Technology, Media and Telecommunications (TMT) are the most attractive targets for expansion, with 55% of CEOs planning to grow in this space (see Figure 7). At the same time, there is strong interest in Consumer Markets, Industrials and Financial Services.
New geographies, increased market share, and access to new capabilities, customers, technology, and intellectual property were among the top motivations for such acquisitions. For example, CYVN Holdings’ recent US$2.2 billion investment in Nio goes beyond capital deployment, with plans to establish a new research and development centre in Abu Dhabi focused on autonomous driving and artificial intelligence, aligned with the UAE’s broader push to accelerate electric vehicle adoption as a core pillar of its Energy Strategy 2050.16
Figure 7: In which of the following industries (if any), outside of your own, will you seek to grow your business over the next three years?
When asked about their top concerns, chief executives in the UAE cite business transformation, innovation capability, geopolitical events beyond their control and long-term business viability as areas requiring attention. (see Figure 8).
Figure 8: What is the question that concerns you most these days?
Among the most significant threats, cyber risk and geopolitical conflict are front of mind for business leaders, while climate risk has doubled compared with last year.

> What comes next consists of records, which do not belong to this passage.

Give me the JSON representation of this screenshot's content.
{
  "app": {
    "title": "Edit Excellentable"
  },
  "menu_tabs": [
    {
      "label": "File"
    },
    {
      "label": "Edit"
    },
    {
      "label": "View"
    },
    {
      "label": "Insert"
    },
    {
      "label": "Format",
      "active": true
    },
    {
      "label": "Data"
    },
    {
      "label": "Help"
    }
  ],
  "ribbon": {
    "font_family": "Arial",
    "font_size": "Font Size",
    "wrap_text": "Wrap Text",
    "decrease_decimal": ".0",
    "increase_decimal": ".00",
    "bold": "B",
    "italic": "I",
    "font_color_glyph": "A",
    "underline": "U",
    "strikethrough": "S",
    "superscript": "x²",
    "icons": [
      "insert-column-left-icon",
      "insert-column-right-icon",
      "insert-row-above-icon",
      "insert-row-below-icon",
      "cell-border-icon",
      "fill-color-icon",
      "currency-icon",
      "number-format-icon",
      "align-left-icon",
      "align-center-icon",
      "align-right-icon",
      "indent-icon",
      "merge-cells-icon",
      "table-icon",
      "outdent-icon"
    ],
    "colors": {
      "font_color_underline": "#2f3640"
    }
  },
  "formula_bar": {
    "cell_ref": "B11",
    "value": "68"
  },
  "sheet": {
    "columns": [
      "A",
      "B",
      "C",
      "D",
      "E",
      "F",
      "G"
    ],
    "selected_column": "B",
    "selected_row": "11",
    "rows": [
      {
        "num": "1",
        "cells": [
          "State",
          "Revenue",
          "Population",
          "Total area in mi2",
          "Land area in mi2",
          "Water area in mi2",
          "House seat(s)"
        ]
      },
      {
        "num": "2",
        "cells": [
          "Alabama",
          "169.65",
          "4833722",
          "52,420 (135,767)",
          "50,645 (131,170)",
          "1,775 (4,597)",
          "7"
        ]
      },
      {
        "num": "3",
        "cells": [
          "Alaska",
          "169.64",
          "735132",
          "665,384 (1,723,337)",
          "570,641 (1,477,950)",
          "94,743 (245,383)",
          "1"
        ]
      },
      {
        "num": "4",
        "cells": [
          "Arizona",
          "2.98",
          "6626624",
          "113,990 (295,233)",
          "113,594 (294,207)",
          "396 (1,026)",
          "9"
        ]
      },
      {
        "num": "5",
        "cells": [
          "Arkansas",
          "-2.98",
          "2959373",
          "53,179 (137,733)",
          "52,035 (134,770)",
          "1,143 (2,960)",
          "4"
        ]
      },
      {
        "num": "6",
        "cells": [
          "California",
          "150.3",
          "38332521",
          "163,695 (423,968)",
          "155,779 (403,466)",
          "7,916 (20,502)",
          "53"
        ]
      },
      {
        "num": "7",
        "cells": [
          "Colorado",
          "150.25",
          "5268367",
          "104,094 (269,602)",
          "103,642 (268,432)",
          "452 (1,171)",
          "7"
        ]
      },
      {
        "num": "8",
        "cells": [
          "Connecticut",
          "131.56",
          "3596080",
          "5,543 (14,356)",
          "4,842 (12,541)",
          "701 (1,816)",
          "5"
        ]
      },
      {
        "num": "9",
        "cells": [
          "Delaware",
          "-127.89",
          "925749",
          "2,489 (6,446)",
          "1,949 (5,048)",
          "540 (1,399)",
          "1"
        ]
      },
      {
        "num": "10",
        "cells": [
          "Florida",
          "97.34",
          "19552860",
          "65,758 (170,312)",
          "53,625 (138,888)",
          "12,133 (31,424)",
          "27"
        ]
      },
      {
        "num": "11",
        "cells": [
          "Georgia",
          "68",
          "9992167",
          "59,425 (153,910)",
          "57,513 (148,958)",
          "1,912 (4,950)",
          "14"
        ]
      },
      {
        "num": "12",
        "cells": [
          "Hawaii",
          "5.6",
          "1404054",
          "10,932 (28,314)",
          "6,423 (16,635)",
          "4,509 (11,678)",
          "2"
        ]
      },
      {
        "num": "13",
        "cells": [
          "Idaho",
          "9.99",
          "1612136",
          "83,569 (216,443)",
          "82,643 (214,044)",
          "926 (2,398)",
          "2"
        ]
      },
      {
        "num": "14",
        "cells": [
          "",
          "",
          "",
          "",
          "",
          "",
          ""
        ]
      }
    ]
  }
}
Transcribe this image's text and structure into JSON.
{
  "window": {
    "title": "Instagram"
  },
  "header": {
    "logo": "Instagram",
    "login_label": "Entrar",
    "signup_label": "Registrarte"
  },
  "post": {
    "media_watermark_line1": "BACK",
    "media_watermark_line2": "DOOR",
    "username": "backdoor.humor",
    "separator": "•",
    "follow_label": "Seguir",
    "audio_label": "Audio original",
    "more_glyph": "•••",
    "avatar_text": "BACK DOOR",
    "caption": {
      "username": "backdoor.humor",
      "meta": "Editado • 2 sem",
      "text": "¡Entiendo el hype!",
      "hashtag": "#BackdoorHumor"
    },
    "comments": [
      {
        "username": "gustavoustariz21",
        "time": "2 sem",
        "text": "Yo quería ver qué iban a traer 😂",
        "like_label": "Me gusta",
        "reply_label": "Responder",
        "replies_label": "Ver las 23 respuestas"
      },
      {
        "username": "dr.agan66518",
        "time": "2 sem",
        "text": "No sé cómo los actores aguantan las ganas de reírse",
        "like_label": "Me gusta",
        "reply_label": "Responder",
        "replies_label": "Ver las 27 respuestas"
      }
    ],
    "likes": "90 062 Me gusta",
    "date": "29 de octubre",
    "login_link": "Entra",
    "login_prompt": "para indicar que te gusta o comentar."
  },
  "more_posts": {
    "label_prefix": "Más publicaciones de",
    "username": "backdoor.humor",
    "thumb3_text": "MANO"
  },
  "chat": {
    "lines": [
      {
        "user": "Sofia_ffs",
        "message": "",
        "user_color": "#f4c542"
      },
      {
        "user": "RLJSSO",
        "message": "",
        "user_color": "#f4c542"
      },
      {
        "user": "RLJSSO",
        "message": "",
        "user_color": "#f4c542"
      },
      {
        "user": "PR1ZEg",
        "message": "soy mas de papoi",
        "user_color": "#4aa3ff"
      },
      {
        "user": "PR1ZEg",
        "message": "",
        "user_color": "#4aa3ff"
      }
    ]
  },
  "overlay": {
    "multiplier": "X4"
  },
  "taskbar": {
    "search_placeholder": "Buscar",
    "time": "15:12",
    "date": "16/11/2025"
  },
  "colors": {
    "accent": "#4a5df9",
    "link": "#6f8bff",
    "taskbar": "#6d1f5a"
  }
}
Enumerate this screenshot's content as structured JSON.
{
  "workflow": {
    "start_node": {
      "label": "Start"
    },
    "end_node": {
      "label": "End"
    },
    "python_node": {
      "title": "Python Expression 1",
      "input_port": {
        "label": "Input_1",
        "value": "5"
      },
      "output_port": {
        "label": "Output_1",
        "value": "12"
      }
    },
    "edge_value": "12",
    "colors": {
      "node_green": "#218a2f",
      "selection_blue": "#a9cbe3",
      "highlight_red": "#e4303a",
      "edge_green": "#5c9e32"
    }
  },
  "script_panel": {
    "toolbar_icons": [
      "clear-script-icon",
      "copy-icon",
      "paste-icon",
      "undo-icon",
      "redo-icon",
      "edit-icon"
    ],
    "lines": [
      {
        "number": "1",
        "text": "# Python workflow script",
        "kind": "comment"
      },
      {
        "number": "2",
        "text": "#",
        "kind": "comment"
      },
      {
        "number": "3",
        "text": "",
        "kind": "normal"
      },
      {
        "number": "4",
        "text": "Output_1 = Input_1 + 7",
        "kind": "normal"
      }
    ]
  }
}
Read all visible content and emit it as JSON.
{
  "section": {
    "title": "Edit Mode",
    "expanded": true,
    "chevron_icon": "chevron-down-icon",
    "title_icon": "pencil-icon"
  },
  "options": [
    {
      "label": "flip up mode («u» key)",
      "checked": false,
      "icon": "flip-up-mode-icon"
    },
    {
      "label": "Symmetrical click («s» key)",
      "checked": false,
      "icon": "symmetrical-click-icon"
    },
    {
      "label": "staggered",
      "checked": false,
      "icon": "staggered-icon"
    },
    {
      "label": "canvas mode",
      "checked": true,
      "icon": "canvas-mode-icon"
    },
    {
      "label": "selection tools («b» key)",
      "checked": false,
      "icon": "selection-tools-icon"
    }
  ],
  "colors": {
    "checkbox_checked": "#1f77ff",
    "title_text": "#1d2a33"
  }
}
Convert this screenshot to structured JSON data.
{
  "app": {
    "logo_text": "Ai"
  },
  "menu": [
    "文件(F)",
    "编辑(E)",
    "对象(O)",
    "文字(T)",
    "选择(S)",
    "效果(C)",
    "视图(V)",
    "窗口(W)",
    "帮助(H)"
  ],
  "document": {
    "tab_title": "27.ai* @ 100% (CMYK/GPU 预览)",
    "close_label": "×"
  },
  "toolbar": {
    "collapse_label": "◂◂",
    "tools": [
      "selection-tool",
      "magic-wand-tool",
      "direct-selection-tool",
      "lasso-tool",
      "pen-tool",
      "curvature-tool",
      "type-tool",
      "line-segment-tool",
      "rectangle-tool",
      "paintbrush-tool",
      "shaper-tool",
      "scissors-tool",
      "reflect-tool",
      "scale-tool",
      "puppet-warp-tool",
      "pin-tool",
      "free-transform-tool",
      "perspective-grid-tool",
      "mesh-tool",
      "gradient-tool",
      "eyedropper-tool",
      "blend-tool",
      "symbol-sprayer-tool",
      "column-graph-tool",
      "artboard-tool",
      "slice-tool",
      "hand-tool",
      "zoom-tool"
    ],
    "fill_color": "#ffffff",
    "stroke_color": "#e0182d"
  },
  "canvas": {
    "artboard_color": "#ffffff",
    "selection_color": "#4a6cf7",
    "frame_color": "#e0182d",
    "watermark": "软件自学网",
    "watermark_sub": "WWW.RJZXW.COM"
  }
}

The perceived threat of cyber risks for CEOs in the UAE is higher than either the regional or global average. Although the UAE has a top-tier ranking in the International Telecommunications Union’s Global Cybersecurity Index17, the country’s economic scale combined with digital development still makes it a prime target for cyber-attacks. The country faces more than 200,000 cyber attacks every day, with the emirates of Dubai, Abu Dhabi, and Sharjah experiencing nearly 60 percent of these attacks.18
Among CEOs surveyed in the UAE, 36% believe their company will be exposed to cyber risks in the year ahead, compared to 29% in the region and 31% globally. However, CEOs are addressing the threat proactively, with 60% planning to improve enterprise-wide cybersecurity over the next three years, while 36% plan to reconfigure supply chains and reduce the reliance on foreign technology.
Despite elevated cyber risks and ongoing geopolitical uncertainty, CEOs in the UAE continue to demonstrate resilience in their investment outlook. Capital is being channelled into advanced technologies, AI infrastructure, energy, and industrial capacity – sectors aligned with national transformation priorities and critical to driving economic performance.
66% of CEOs in the UAE said these risks had little or no impact on their likelihood of making new, large investments and an almost equal number expected tariffs to have minimal impact on profit margins in the year ahead (see Figure 9). However, emerging external shocks and tariff changes could have implications for regional supply chains.19
Figure 9: Over the next 12 months, what will be the relative impact of tariffs on your company’s net profit margin?
The UAE’s growth story is no longer defined by ambition alone, but by its continued ability to execute at speed and with precision. Confidence among CEOs reflects a system that converts long-term vision into near-term action. Capital is flowing, AI is scaling, and sector boundaries are dissolving. The next test is whether businesses can consistently turn these advantages into differentiated performance and sustained value. As global volatility and tariff uncertainty persists, leadership advantage will increasingly come from making fewer, sharper choices, about how to responsibly deploy AI, how to build and preserve capability through partnerships and deals, and how to stay agile rather than retreating behind barriers.